Schauspielerin Ruby Rose war bereits im Dezember 2018 in der Crossover-Serie "Elseworlds" als Fledermausfrau zu sehen. In drei TV-Episoden kreuzten sich die Wege der DC-Serienfiguren "Arrow", "Flash", "Supergirl" und "Batwoman". Mit der neuen Serie hofft The CW, eine Lücke im TV-Serienuniversum von DC Comics zu füllen, da "Arrow" nach einer verkürzten achten Staffel Anfang 2020 zu Ende gehen wird – und der derzeitige Superhelden-Hype in Kino und TV weltweit noch immer nicht abnimmt.

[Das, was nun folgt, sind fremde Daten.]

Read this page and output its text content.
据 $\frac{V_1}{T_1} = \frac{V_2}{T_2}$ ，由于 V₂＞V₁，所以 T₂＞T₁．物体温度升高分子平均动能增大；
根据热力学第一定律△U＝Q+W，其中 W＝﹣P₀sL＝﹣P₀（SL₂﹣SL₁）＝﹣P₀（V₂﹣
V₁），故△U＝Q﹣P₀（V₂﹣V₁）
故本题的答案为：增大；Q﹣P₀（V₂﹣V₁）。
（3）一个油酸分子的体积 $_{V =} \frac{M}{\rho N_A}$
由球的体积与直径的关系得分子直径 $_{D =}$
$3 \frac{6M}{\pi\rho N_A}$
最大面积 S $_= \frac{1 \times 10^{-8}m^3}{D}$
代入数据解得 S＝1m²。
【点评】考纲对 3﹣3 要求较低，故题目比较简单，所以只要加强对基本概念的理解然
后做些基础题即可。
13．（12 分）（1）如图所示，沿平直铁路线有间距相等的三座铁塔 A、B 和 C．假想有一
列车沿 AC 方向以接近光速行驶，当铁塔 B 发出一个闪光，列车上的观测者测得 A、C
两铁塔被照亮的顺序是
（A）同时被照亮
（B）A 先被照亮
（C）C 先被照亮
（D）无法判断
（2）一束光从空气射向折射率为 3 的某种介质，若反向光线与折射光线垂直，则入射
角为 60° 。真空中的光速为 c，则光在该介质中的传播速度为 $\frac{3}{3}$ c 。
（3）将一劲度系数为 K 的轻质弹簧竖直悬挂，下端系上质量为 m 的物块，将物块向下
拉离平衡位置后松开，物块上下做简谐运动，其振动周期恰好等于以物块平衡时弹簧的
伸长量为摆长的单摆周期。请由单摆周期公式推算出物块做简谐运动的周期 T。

DC Comics ist der schärfste Konkurrent des Marktführers Marvel Comics, der derzeit insbesondere mit der "Avengers"-Filmreihe für Schlagzeilen sorgt. Marvel zeigt sich ebenfalls an Vielfalt interessiert: Das Produktionsstudio will Ende 2020 erstmals einen schwulen Superhelden in der Verfilmung von "The Eternals" präsentieren (queer.de berichtete).

Die neue "Batwoman"-Serie basiert auf einer 2006 eingeführten Comicvorlage, in der offen die Homosexualität der Superheldin behandelt wird. Ihren ersten Auftritt hatte "Batwoman" in Comics bereits 1956 – damals war sie aber noch an Männern interessiert.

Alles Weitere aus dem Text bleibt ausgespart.